The question that begs to be asked though, is considering how traumatic this experience must have been and the impact it must have left on the subject, how could he have forgotten all about it when it came time to fill out his employment application for a job as a police officer?

We're going to dig deeper into this story next week, in the interim, for all our readers that have been going on and on about marijuana and who's smoking and who's a pot head etc, please tell us, what exactly were those rolling papers found in the subjects vehicle used for?

Tuesday, February 18, 2014

So you lied on your job application...

Like the title says, so you lied on your job application.  Under normal circumstances, this may not be that big of a deal.  After all, whats a little white lie on a job application?  Maybe you added a few years of work experience on your resume, made bogus claims about your education or even made up a job to fill in long spells of unemployment.  No biggie, right?  How about lying about past problems with the law?  I can understand why people would be reluctant about disclosing prior arrests and convictions, after all, as an employer, I certainly wouldn't want to hire someone with a questionable past.

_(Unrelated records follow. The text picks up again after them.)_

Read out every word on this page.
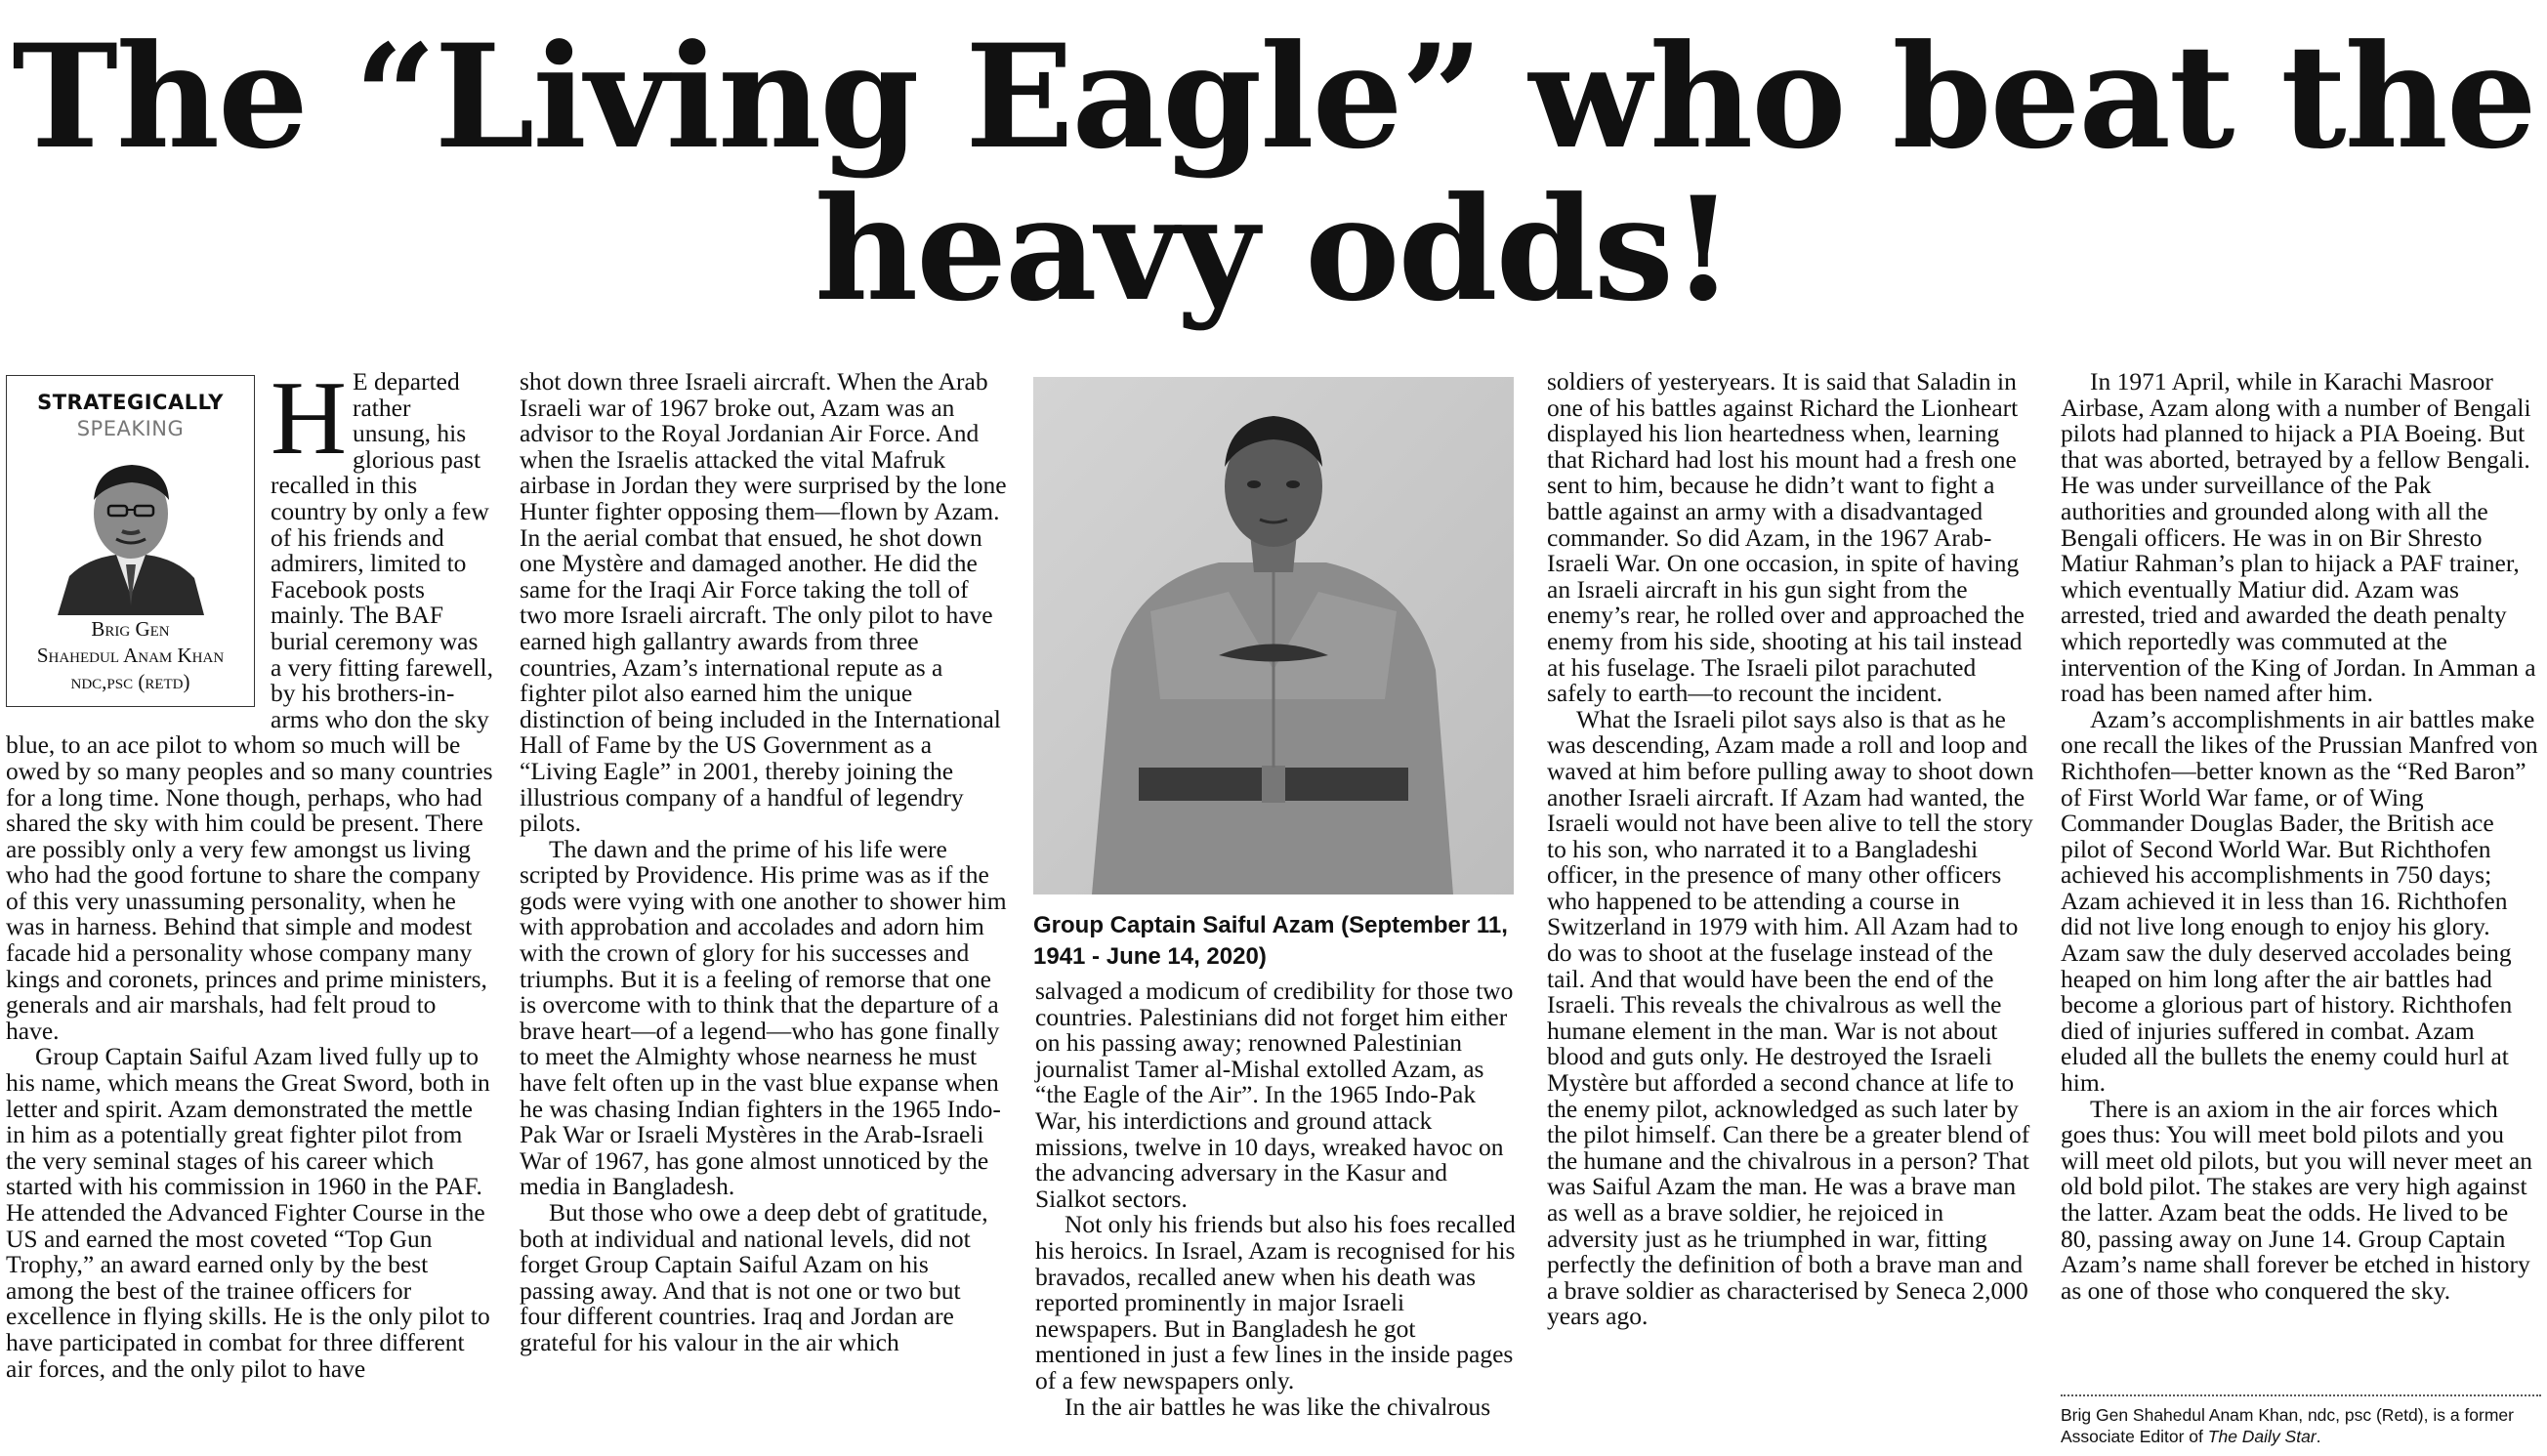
The “Living Eagle” who beat the heavy odds!
STRATEGICALLY
SPEAKING
Brig Gen
Shahedul Anam Khan
ndc,psc (retd)

H E departed rather unsung, his glorious past recalled in this country by only a few of his friends and admirers, limited to Facebook posts mainly. The BAF burial ceremony was a very fitting farewell, by his brothers-in-arms who don the sky blue, to an ace pilot to whom so much will be owed by so many peoples and so many countries for a long time. None though, perhaps, who had shared the sky with him could be present. There are possibly only a very few amongst us living who had the good fortune to share the company of this very unassuming personality, when he was in harness. Behind that simple and modest facade hid a personality whose company many kings and coronets, princes and prime ministers, generals and air marshals, had felt proud to have.

Group Captain Saiful Azam lived fully up to his name, which means the Great Sword, both in letter and spirit. Azam demonstrated the mettle in him as a potentially great fighter pilot from the very seminal stages of his career which started with his commission in 1960 in the PAF. He attended the Advanced Fighter Course in the US and earned the most coveted “Top Gun Trophy,” an award earned only by the best among the best of the trainee officers for excellence in flying skills. He is the only pilot to have participated in combat for three different air forces, and the only pilot to have

shot down three Israeli aircraft. When the Arab Israeli war of 1967 broke out, Azam was an advisor to the Royal Jordanian Air Force. And when the Israelis attacked the vital Mafruk airbase in Jordan they were surprised by the lone Hunter fighter opposing them—flown by Azam. In the aerial combat that ensued, he shot down one Mystère and damaged another. He did the same for the Iraqi Air Force taking the toll of two more Israeli aircraft. The only pilot to have earned high gallantry awards from three countries, Azam’s international repute as a fighter pilot also earned him the unique distinction of being included in the International Hall of Fame by the US Government as a “Living Eagle” in 2001, thereby joining the illustrious company of a handful of legendry pilots.

The dawn and the prime of his life were scripted by Providence. His prime was as if the gods were vying with one another to shower him with approbation and accolades and adorn him with the crown of glory for his successes and triumphs. But it is a feeling of remorse that one is overcome with to think that the departure of a brave heart—of a legend—who has gone finally to meet the Almighty whose nearness he must have felt often up in the vast blue expanse when he was chasing Indian fighters in the 1965 Indo-Pak War or Israeli Mystères in the Arab-Israeli War of 1967, has gone almost unnoticed by the media in Bangladesh.

But those who owe a deep debt of gratitude, both at individual and national levels, did not forget Group Captain Saiful Azam on his passing away. And that is not one or two but four different countries. Iraq and Jordan are grateful for his valour in the air which

Group Captain Saiful Azam (September 11, 1941 - June 14, 2020)

salvaged a modicum of credibility for those two countries. Palestinians did not forget him either on his passing away; renowned Palestinian journalist Tamer al-Mishal extolled Azam, as “the Eagle of the Air”. In the 1965 Indo-Pak War, his interdictions and ground attack missions, twelve in 10 days, wreaked havoc on the advancing adversary in the Kasur and Sialkot sectors.

Not only his friends but also his foes recalled his heroics. In Israel, Azam is recognised for his bravados, recalled anew when his death was reported prominently in major Israeli newspapers. But in Bangladesh he got mentioned in just a few lines in the inside pages of a few newspapers only.

In the air battles he was like the chivalrous

soldiers of yesteryears. It is said that Saladin in one of his battles against Richard the Lionheart displayed his lion heartedness when, learning that Richard had lost his mount had a fresh one sent to him, because he didn’t want to fight a battle against an army with a disadvantaged commander. So did Azam, in the 1967 Arab-Israeli War. On one occasion, in spite of having an Israeli aircraft in his gun sight from the enemy’s rear, he rolled over and approached the enemy from his side, shooting at his tail instead at his fuselage. The Israeli pilot parachuted safely to earth—to recount the incident.

What the Israeli pilot says also is that as he was descending, Azam made a roll and loop and waved at him before pulling away to shoot down another Israeli aircraft. If Azam had wanted, the Israeli would not have been alive to tell the story to his son, who narrated it to a Bangladeshi officer, in the presence of many other officers who happened to be attending a course in Switzerland in 1979 with him. All Azam had to do was to shoot at the fuselage instead of the tail. And that would have been the end of the Israeli. This reveals the chivalrous as well the humane element in the man. War is not about blood and guts only. He destroyed the Israeli Mystère but afforded a second chance at life to the enemy pilot, acknowledged as such later by the pilot himself. Can there be a greater blend of the humane and the chivalrous in a person? That was Saiful Azam the man. He was a brave man as well as a brave soldier, he rejoiced in adversity just as he triumphed in war, fitting perfectly the definition of both a brave man and a brave soldier as characterised by Seneca 2,000 years ago.

In 1971 April, while in Karachi Masroor Airbase, Azam along with a number of Bengali pilots had planned to hijack a PIA Boeing. But that was aborted, betrayed by a fellow Bengali. He was under surveillance of the Pak authorities and grounded along with all the Bengali officers. He was in on Bir Shresto Matiur Rahman’s plan to hijack a PAF trainer, which eventually Matiur did. Azam was arrested, tried and awarded the death penalty which reportedly was commuted at the intervention of the King of Jordan. In Amman a road has been named after him.

Azam’s accomplishments in air battles make one recall the likes of the Prussian Manfred von Richthofen—better known as the “Red Baron” of First World War fame, or of Wing Commander Douglas Bader, the British ace pilot of Second World War. But Richthofen achieved his accomplishments in 750 days; Azam achieved it in less than 16. Richthofen did not live long enough to enjoy his glory. Azam saw the duly deserved accolades being heaped on him long after the air battles had become a glorious part of history. Richthofen died of injuries suffered in combat. Azam eluded all the bullets the enemy could hurl at him.

There is an axiom in the air forces which goes thus: You will meet bold pilots and you will meet old pilots, but you will never meet an old bold pilot. The stakes are very high against the latter. Azam beat the odds. He lived to be 80, passing away on June 14. Group Captain Azam’s name shall forever be etched in history as one of those who conquered the sky.

Brig Gen Shahedul Anam Khan, ndc, psc (Retd), is a former Associate Editor of The Daily Star.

So what if you have had past brushes with the law?  I guess if you lie on your employment application, you run the risk of the prospective employer checking your background, maybe you get lucky and they don't and perhaps you get the job?  That may work for some, but what if the job you want is in law enforcement?  Shouldn't you disclose everything about your past, even if it involves an arrest and a conviction?  After all, if you want to be a cop, isn't it a prerequisite for a cop to at the very least be honest, especially on an employment application?

Here's what were getting at, take a look at this screen shot of a particular detective's employment application (click on the image to enlarge)...

Now, clearly where it says "Have you ever been arrested, convicted, or plead no contest to any violations of the law, police regulation, ordinance, traffic violations which resulted in fines or(sic) of more than $100.00?" the applicant checked off "NO".  What we're going to find over the next several days is that indeed the individual who filled out this employment application was indeed arrested, convicted and plead to a violation of the law.  Furthermore, the individual who filled this application out was subsequently hired and made a detective.  

Now, you all tell me, how can any of the cases that this fellow put together during his career or any of the testimony he may have given for those cases be worth a shit when he perjured himself at the very get go when filling out his employment application?  This situation seems like a steaming pile of shit to me.  Even worse, if I were a defendant in a case put together by this fellow, I'd want my attorney to know about this situation with his employment application as it shows that from the very beginning of his career, the subject cop was dishonest.